But travel agents it seems are are having a hard time as their credit and debit card payment terms, have either been extended and or re -negotiated by the merchant providers.
This is because the Credit card companies are trying to reduce their exposure to bad debt.
Where previously the average turnaround for a credit or debit card payment for travel was just 3 days, from transaction to those funds arriving at the travel agents bank. Now it seems to be more like 5 to 10 days and some merchant providers want to extend this to weeks, if this happens travel agents will be in a dire situation.
Part of the problem is this :- Credit card payments. If you paid over £100 per person, per component of the holiday, under Section 75 of the Consumer Credit Act, credit card firms are jointly liable with retailers if something goes wrong. Which means you can get a full refund.
Visa debit payments. The card issuer operates a chargeback scheme, where it gets your cash back from the retailer’s bank if something goes wrong, regardless of the amount spent. This is not a legal requirement, but a customer service promise. You must notify your card company within 120 days.

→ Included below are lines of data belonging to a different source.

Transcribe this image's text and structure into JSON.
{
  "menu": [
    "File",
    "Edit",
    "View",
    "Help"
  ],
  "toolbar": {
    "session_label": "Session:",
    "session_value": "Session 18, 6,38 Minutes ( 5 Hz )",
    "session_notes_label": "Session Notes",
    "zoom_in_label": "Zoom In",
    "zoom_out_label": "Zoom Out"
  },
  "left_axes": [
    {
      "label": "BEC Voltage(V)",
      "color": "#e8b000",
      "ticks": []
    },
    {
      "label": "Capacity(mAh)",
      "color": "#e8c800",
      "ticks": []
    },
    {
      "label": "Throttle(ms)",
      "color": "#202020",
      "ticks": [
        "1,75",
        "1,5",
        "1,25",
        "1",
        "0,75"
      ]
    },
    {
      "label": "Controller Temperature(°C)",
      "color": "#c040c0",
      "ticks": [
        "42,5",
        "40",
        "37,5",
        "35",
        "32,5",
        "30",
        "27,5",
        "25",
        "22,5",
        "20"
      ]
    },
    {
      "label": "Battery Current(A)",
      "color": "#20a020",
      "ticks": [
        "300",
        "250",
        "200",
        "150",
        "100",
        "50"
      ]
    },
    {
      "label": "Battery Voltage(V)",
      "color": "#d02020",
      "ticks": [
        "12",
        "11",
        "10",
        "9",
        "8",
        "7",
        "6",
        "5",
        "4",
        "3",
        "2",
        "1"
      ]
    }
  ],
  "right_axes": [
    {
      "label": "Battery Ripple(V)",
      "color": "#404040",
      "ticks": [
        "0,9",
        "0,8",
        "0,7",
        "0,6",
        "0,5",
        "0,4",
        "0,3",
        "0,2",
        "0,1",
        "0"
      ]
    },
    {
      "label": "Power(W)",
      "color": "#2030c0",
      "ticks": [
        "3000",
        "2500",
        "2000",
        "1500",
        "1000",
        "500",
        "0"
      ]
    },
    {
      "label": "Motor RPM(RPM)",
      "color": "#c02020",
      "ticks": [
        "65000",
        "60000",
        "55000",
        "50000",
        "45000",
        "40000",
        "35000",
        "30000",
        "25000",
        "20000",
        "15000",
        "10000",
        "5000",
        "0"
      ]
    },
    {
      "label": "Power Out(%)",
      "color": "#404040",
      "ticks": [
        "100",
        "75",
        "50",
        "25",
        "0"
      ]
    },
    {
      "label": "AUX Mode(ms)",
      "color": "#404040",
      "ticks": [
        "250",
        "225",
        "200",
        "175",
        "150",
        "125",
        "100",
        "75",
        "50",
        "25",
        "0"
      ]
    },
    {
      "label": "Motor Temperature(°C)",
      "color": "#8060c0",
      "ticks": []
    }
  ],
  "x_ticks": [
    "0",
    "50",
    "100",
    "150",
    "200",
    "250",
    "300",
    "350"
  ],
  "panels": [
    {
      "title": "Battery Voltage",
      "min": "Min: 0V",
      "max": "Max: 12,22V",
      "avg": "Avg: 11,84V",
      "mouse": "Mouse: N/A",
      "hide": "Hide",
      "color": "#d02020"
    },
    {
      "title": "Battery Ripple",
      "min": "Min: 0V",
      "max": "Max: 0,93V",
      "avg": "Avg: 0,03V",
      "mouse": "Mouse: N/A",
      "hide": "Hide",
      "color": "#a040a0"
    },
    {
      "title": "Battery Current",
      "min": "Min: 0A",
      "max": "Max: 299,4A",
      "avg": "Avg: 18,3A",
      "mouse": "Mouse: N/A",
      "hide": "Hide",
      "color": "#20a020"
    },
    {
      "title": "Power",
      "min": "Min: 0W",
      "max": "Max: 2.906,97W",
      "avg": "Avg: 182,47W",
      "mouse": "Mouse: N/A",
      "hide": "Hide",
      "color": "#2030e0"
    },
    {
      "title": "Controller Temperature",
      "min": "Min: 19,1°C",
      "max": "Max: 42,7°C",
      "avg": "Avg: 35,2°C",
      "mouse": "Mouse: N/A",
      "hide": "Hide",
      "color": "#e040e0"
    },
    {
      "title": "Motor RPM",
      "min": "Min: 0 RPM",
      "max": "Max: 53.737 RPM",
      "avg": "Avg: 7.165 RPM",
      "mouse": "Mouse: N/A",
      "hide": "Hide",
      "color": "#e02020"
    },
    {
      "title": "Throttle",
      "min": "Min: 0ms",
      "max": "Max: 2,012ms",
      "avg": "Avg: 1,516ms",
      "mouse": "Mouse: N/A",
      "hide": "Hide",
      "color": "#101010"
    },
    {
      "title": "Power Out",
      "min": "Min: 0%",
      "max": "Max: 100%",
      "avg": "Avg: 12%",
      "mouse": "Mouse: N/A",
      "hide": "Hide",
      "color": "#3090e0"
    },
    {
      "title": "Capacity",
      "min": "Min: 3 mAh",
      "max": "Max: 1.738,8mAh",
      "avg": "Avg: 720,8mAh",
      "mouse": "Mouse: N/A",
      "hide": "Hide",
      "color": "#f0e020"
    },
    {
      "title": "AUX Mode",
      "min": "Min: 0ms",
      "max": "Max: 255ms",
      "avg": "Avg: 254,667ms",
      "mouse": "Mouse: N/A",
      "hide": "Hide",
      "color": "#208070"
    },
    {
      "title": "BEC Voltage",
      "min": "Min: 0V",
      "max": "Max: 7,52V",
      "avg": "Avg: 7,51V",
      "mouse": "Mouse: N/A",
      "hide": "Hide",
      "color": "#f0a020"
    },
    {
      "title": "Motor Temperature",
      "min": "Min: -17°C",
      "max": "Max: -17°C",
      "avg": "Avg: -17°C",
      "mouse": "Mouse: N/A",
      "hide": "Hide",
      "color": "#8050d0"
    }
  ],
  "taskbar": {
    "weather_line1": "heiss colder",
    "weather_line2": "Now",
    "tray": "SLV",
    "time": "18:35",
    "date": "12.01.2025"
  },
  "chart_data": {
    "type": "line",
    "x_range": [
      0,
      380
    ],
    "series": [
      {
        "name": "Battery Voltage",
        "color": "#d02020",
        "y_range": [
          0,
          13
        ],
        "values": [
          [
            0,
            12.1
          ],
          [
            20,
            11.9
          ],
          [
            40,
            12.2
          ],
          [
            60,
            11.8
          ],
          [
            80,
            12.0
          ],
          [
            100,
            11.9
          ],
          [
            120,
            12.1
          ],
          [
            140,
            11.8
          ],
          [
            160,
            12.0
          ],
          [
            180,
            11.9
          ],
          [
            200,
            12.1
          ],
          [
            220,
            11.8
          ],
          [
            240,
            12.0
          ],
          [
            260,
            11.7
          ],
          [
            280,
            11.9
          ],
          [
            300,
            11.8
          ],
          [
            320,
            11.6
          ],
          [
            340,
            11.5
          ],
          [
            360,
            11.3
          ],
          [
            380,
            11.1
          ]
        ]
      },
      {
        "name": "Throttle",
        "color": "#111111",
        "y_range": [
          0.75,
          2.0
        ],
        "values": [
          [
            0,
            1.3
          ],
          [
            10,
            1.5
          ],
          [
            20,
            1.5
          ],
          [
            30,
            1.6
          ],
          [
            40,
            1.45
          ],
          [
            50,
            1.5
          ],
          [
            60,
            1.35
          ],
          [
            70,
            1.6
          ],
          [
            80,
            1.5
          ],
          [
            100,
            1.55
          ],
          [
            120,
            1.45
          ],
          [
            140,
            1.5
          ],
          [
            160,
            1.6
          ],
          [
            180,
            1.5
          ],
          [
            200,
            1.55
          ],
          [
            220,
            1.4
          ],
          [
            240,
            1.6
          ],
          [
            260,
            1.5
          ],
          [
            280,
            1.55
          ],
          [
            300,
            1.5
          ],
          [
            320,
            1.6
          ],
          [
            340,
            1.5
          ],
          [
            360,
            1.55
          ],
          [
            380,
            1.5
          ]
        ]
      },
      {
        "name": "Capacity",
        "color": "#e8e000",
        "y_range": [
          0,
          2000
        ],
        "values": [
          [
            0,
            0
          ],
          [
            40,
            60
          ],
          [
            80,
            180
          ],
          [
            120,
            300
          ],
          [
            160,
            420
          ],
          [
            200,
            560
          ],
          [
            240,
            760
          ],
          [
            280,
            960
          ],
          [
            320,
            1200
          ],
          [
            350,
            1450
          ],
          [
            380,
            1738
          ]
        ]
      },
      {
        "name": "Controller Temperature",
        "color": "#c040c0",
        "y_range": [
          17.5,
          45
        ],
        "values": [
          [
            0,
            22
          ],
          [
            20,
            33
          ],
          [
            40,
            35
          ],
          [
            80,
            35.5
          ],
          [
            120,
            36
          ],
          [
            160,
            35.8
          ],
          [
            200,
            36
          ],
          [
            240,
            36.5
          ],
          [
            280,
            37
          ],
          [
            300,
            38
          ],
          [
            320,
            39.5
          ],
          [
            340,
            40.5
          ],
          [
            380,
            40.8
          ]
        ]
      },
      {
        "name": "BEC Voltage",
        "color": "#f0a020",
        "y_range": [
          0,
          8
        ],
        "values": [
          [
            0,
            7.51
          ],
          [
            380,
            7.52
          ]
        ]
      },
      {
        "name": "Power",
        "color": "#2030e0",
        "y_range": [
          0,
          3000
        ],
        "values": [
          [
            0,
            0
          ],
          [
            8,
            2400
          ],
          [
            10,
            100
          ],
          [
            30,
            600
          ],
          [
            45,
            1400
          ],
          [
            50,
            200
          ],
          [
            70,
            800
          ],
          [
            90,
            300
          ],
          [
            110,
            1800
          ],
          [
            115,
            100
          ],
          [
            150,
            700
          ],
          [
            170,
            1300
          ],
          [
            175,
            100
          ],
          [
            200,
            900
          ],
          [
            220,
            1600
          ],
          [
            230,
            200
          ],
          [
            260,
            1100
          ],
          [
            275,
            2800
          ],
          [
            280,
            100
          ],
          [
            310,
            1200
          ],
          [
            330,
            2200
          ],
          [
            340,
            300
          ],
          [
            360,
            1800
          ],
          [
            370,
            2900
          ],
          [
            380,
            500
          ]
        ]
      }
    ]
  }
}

For example: If you book a late travel deal and pay by credit card or debit card the travel agent will in a worst case scenario, have paid for the holiday before they get paid by the merchant services. This will cause many to reconsider if its worth carrying on..
“Travel Agents naturally need the cash flow to pay for the holiday package or seat only, but this will leave them with no cash-flow.
Since most travel agents have most of their customers using credit or debit cards, agents will lose at least 90% of their cash-flow overnight.”
Merchant account provider Streamline is understood to have suggested options that may include bringing back bonds and extending its payment terms to 42 days as it looks to reduce the credit card facilities it gives to agents.
The average payment term is currently three days, but Barclaycard Merchant Services has according to TTG – reportedly threatened to extend that to 60 days.
Alan Bowen, legal advisor to the Association of Atol Companies, said: “On the basis that companies have lead-in times of three weeks, this could delay payments until after the holiday.
Bowen said credit card companies had been discussing plans to limit their exposure for months and that the government’s decision to delay the conclusion of the Atol scheme had triggered a “renewed fear among banks that the Atol system was not going to be as robust as it could have been”.